I know what it means to feel ambivalent about one's breasts, as that is exactly how I have always felt, with the exception of when I was breastfeeding my boys.

I didn't mean to sound like I was telling anyone how they should feel about their bodies just reflecting on how I felt about mine.

The truth is, I feel self-conscious, sometimes, with one flat side and one generous breast. Other times, I don't think about it at all.

Babz Rawls Ivy said...

Sister-Friend,

No I didn't think you were telling anyone how to feel about breast. I think you are amazing to even broach the subject in such a honest way---this is how you feel. You can see that we all have a thing about our breasts. I appreciate your feelings on this matter and it inspires me to focus on the important stuff---and breast are included...from time to time :)
Goodnight and sweet dreams!

Love,
Babz

laurie said...

Good night to you, Sister of mine.

Anonymous said...

Laurie, I thought this was a great post, and you know this is a topic close to my heart (and ribcage). I wanted to address Kalen's comment , too, if that's ok.

I was in the position of having one breast with cancer, but the other one had previously had cancer. I had several conversations with all of my doctors at the time, to decide what was best to do, and in my case, removing both was the option that 4 of the 5 doctors were most confident would give me the best chance overall.

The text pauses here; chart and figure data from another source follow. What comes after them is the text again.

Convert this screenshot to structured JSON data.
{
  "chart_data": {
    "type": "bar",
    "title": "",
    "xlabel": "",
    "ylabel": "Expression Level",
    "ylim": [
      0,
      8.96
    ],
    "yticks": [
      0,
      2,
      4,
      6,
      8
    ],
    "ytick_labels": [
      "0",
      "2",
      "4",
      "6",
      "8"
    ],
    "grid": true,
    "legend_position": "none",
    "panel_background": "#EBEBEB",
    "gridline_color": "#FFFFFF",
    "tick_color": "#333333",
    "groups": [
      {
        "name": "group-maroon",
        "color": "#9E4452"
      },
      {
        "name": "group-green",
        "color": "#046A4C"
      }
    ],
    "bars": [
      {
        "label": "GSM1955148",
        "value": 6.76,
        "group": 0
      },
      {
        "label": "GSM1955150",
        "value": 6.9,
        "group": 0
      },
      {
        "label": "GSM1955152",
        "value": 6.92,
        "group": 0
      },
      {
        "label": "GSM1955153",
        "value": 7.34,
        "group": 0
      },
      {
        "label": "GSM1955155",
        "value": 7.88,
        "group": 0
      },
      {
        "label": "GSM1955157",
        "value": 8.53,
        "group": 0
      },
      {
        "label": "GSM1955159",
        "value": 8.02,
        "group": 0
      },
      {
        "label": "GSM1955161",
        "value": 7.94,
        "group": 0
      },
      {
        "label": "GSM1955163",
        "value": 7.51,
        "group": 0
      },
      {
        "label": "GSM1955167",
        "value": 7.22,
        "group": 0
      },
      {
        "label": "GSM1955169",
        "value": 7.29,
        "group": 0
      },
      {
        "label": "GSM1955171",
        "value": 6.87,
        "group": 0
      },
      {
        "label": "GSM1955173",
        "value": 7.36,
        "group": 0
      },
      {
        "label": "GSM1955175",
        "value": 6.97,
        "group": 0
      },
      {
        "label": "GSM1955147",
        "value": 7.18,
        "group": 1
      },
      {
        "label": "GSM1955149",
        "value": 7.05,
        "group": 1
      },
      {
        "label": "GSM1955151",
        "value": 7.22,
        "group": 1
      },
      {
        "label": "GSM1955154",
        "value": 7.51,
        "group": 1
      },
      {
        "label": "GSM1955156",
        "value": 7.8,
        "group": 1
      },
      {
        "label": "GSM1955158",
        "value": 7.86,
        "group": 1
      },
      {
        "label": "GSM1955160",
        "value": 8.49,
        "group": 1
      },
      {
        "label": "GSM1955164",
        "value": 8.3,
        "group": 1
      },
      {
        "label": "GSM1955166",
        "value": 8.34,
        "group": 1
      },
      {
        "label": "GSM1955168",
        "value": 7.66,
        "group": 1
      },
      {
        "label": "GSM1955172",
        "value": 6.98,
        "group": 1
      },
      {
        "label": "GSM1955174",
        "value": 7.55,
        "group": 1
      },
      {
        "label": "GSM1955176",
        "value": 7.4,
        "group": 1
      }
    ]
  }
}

I can't really wear a padded bra, now my breasts are gone, because there's nothing to keep the bra down! If I did, it would just pop up to my neck, every time I moved my arms. If I wanted to wear prosthetics, I could do that...but I don't want to.

I had an A-cup, and I do sometimes think that I wasn't all that attached to, or classified by, my chest. So not having reconstruction might be easier for me...I find it mostly easy. I love not owning bras anymore, and I don't ever feel ashamed, no. Battles leave scars, and I fought a battle.

My mom only had cancer in one breast, and has spent the last 12 years with one breast...she says now that she wishes she'd had both of them off, because of how much fun I have with my clothing style now.

I really want to get tattoos to cover the area where my breasts were...probably a design of birch trees, or something like that. I may not ever get around to it, but it seems like a damn cool thing to do.

laurie said...

Pocketina, I didn't realize that you had cancer in both breasts (although I knew you opted for a double mastectomy). I asked my oncologist about the prophylactic removal of my second breast but he didn't feel it was necessary. I must admit that, at times, I do feel that I would breathe easier with one fewer place for the cancer to go.

On the other hand, when my cancer spread it went to my lymph nodes and then my liver.

I forget - did you ever tell me if your mom wears a prosthesis?

I have to say that it would be much easier to dress if I weren't a c cup on one side and flat on the other....

laurie said...

Oh, and as for tattoos, if I ever get a long enough break from chemo to build up my immune system, I plan to get a tattoo of a raven under my portacath scar.

Anonymous said...

Hi Laurie and the other commenters

The first poster asks if anyone opted voluntarily to have "the other" breast removed. I did just that. Voluntarily maybe doesn't quite capture the mood. I had aggressive cancer in my right breast. I have a strong hereditary background of bilateral (both) invasive cancer. But yes, I did have, at the time of surgery, a perfectly healthy left breast that is now history.
I chose not to live with a high level of worry that cancer would recur in the left breast, go undetected via Mammogr, as often happens with younger women's denser breasts, and wind up turning invasive before it was detected.
It is also true that I really like symmetry, and this played into my decision-making.


Mary who blogs at http://brys.wordpress.com/

Anonymous said...

Laurie, sorry, I didn't keep up on this post! I meant to answer your question & say that your tattoo idea is the coolest ever.
My mom has a prosthesis, which she keeps around for especially uptight friends & relations, but 99% of the time, she doesn't bother with any of that. She's a B-cup, but she also wrestles with the weirdness of shirts sometimes.
I think that's why we're both so appreciative of Rebel1in8's whole thing, she's giving us what we want, and making it look so cool, too.